April 29, 2004

Berger's Vision: The Fisking XXIII

Sandy Berger was commissioned by Foreign Affairs to produce a foreign policy essay for the next president from a Democrat perspective.

This is much too long to analyze in one shot, thus the numbered title, Part XXIII is below:

What Democrats must offer is a sense of realism: when the United States goes to war it had better be prepared to stay where it has fought, to fix what it has broken, and to work with allies for years, if necessary, to consolidate its victories. We must demonstrate staying power, not just firepower, whether in the Balkans or Afghanistan or Iraq.

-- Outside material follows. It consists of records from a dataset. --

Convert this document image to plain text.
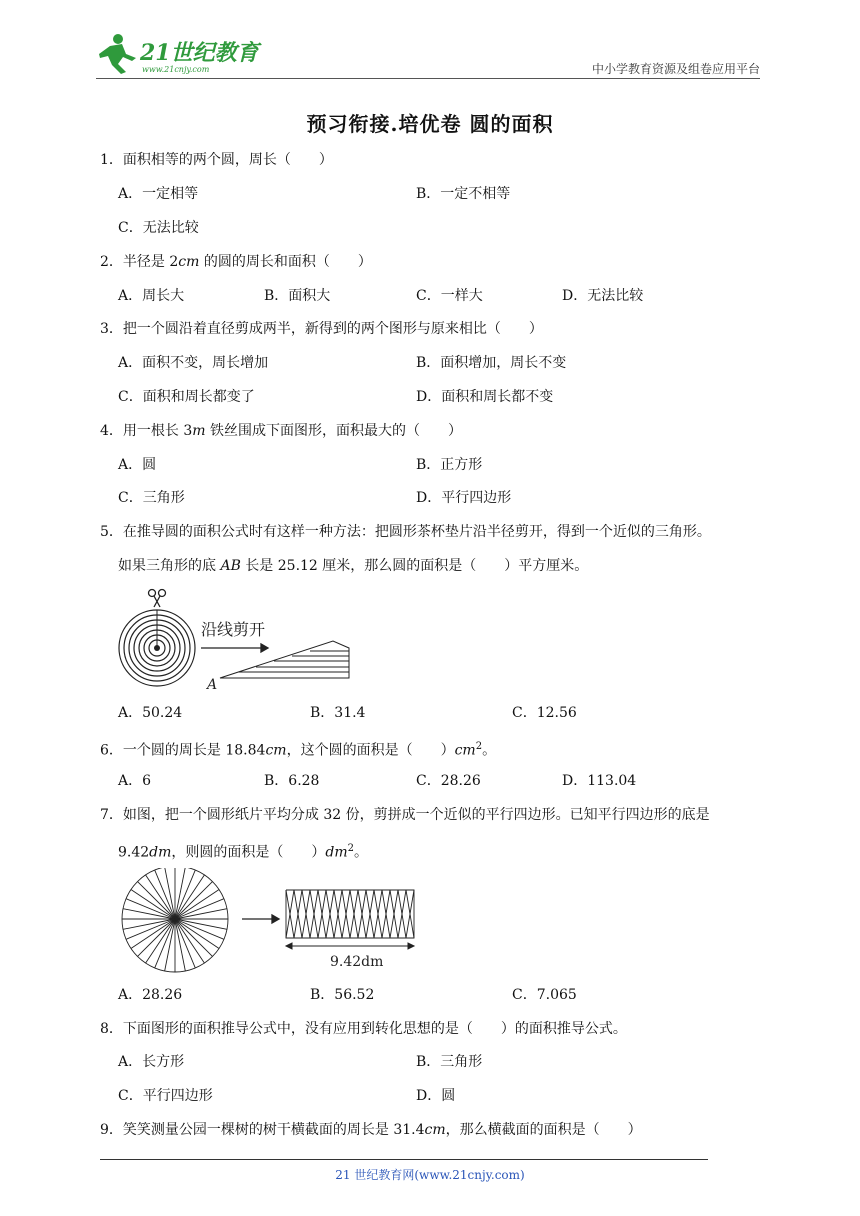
21世纪教育
www.21cnjy.com	中小学教育资源及组卷应用平台
预习衔接.培优卷 圆的面积
1．面积相等的两个圆，周长（　　）
A．一定相等	B．一定不相等
C．无法比较
2．半径是 2cm 的圆的周长和面积（　　）
A．周长大	B．面积大	C．一样大	D．无法比较
3．把一个圆沿着直径剪成两半，新得到的两个图形与原来相比（　　）
A．面积不变，周长增加	B．面积增加，周长不变
C．面积和周长都变了	D．面积和周长都不变
4．用一根长 3m 铁丝围成下面图形，面积最大的（　　）
A．圆	B．正方形
C．三角形	D．平行四边形
5．在推导圆的面积公式时有这样一种方法：把圆形茶杯垫片沿半径剪开，得到一个近似的三角形。
如果三角形的底 AB 长是 25.12 厘米，那么圆的面积是（　　）平方厘米。
沿线剪开
A
A．50.24	B．31.4	C．12.56
6．一个圆的周长是 18.84cm，这个圆的面积是（　　）$cm^2$。
A．6	B．6.28	C．28.26	D．113.04
7．如图，把一个圆形纸片平均分成 32 份，剪拼成一个近似的平行四边形。已知平行四边形的底是
9.42dm，则圆的面积是（　　）$dm^2$。
9.42dm
A．28.26	B．56.52	C．7.065
8．下面图形的面积推导公式中，没有应用到转化思想的是（　　）的面积推导公式。
A．长方形	B．三角形
C．平行四边形	D．圆
9．笑笑测量公园一棵树的树干横截面的周长是 31.4cm，那么横截面的面积是（　　）
21 世纪教育网(www.21cnjy.com)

It just amazes me that a member of the administration that ran home from Somalia with its tail between its legs after one horrific incident (Black Hawk Down) can write the above paragraph and not even tangentially address the credibility chasm that Democrats bring to the table on the issue of sticking out reverses and staying the course in foreign interventions. But it's worse than ignoring Somalia and the other examples of Democrat ADHD (yes, there are Republican examples too but President Bush has already made it clear that they were a mistake, something that's lacking on the Democrat side). One of the scary features about our political system is that governments change regularly for domestic political reasons. If there is no consensus on foreign policy, the US will never manage to stay the course because the incoming party will have an entirely different course in mind and foreign partners and opponents will develop an entirely unhealthy interest in US domestic politics. They will have to in order to arrange their own affairs.

So where is the commitment to forging bipartisan consensus across party changeovers? It's nowhere to be found which means that we're likely to continue to get nasty last minute transition surprises when we go from Democrat to Republican administrations for the foreseeable future.